Lots of stratagems can help people who are languishing at the bottom of the U. Yet, at the end of the day, the currents we battle there run strong and deep, and, in real life, the countermeasures at our disposal can alleviate the dissatisfaction, but are unlikely to eliminate it. I am not even sure eliminating it is a good idea. Remember: the happiness curve, however unpleasant at its nadir, seems to be part of a healthy and important personal (and social) transition. If we could drink a potion and make it go away, we might find ourselves much the poorer later on in life. Perhaps, as Frost said, the best way out is through. For most people, a midlife slump is bothersome but not traumatic—especially if you are aware that it is common, it ends, and it is not catastrophic. Most people can wait, if they need to. For most, waiting will pay dividends.

In today’s world of just-in-time everything, suggesting to people that patience and gradualism and soldiering on can help solve a pressing problem seems counterintuitive, if not countercultural. We prefer to think of time as our servant, something we use and fill, rather than as our master, shaping us in ways we may not control or even understand. So wait is difficult advice to take. Perhaps it helps to bear in mind that, in the context of the happiness curve and its peculiar feedback traps, waiting is not a passive strategy.

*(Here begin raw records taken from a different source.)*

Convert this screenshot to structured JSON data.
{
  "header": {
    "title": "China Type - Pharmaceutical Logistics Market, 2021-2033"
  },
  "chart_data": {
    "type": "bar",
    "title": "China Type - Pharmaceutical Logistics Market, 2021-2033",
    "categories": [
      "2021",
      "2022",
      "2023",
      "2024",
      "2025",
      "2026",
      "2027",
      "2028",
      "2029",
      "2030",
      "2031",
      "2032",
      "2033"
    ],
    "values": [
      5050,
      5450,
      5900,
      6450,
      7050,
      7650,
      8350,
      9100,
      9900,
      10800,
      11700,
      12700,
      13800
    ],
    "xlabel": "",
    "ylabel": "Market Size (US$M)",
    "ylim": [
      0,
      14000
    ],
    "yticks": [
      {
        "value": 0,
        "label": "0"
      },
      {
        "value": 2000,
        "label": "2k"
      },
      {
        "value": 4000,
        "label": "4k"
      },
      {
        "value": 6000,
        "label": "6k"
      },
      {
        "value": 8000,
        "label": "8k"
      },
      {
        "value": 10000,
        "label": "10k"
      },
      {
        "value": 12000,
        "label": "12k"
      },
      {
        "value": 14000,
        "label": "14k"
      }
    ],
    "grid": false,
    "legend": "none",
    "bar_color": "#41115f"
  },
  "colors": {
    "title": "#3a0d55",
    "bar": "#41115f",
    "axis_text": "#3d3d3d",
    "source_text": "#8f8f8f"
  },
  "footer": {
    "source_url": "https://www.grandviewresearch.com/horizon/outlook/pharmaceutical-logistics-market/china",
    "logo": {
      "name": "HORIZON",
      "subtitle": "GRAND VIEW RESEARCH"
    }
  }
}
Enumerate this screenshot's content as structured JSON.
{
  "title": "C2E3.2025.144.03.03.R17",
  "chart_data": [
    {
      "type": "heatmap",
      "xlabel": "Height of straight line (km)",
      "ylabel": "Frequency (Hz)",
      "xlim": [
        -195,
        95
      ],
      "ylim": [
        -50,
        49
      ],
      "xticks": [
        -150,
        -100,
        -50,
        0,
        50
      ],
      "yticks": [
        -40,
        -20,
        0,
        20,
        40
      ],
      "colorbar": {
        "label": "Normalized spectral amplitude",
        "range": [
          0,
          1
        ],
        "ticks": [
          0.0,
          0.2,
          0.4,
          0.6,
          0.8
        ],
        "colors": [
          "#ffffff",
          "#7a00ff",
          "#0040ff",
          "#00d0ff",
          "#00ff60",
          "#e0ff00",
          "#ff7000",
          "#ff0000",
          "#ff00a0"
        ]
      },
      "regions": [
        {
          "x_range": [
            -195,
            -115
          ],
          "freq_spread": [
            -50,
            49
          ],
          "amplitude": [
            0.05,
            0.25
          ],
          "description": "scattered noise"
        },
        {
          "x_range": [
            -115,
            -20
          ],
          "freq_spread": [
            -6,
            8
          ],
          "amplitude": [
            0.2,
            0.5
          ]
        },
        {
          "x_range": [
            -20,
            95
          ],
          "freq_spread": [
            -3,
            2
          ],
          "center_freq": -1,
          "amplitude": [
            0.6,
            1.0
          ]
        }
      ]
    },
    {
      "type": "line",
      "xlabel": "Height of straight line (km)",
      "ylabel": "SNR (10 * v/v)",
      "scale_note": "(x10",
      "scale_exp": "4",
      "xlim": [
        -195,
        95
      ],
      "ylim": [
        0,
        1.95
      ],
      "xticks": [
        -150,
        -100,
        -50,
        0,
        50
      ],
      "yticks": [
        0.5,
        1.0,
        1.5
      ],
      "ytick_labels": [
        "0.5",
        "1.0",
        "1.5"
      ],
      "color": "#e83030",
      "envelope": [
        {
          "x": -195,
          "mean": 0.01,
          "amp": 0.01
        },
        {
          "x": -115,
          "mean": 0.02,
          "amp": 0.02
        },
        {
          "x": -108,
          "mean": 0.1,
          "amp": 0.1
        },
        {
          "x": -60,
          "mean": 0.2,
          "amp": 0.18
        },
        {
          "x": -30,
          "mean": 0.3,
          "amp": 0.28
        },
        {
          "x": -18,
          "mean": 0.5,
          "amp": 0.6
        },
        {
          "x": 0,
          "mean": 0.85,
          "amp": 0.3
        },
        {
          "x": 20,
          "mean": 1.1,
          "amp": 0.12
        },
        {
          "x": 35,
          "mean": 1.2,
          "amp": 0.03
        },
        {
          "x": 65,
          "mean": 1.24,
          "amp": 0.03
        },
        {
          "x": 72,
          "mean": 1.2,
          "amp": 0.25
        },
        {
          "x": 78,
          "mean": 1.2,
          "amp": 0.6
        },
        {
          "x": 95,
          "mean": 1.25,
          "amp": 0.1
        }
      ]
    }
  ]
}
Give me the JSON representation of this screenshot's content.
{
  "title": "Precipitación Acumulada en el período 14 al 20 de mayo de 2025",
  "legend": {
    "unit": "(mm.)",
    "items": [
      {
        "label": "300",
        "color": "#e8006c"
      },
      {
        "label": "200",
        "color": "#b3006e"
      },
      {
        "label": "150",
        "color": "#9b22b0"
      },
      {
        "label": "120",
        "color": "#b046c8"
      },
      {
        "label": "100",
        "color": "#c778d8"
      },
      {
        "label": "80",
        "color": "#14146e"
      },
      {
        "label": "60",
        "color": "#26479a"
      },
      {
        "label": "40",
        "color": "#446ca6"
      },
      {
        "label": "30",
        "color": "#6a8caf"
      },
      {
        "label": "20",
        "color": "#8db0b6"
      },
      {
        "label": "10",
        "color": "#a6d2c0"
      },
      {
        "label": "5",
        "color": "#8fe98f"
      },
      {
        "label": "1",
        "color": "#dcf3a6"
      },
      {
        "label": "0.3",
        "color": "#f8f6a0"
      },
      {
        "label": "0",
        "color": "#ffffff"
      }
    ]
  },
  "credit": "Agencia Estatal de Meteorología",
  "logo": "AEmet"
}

It’s not doing nothing. Waiting is a way of working with time and letting time work for us. Patience is not the whole answer for almost anyone, but it is a part of the answer for almost everyone. In the end, waiting was most of what I did in my forties. Of all the measures I used, it proved the most effective.

Thomas Cole’s middle-aged Voyager, recall, is bereft of his tiller, bereft of oars. Reassurance, in the person of his guardian angel, hovers out of sight, even as the implacable hourglass remains ever in view. His hands clasped in fearful supplication, the Voyager looks to heaven for protection, placing his fate in the care of a higher power. To Cole, that higher power was God, yet the artist’s imagery has a secular interpretation, too. In the Voyage of Life, you are a plaything of forces larger than yourself, borne upon a stream you cannot control. So relinquish control. Trust the river. Trust time.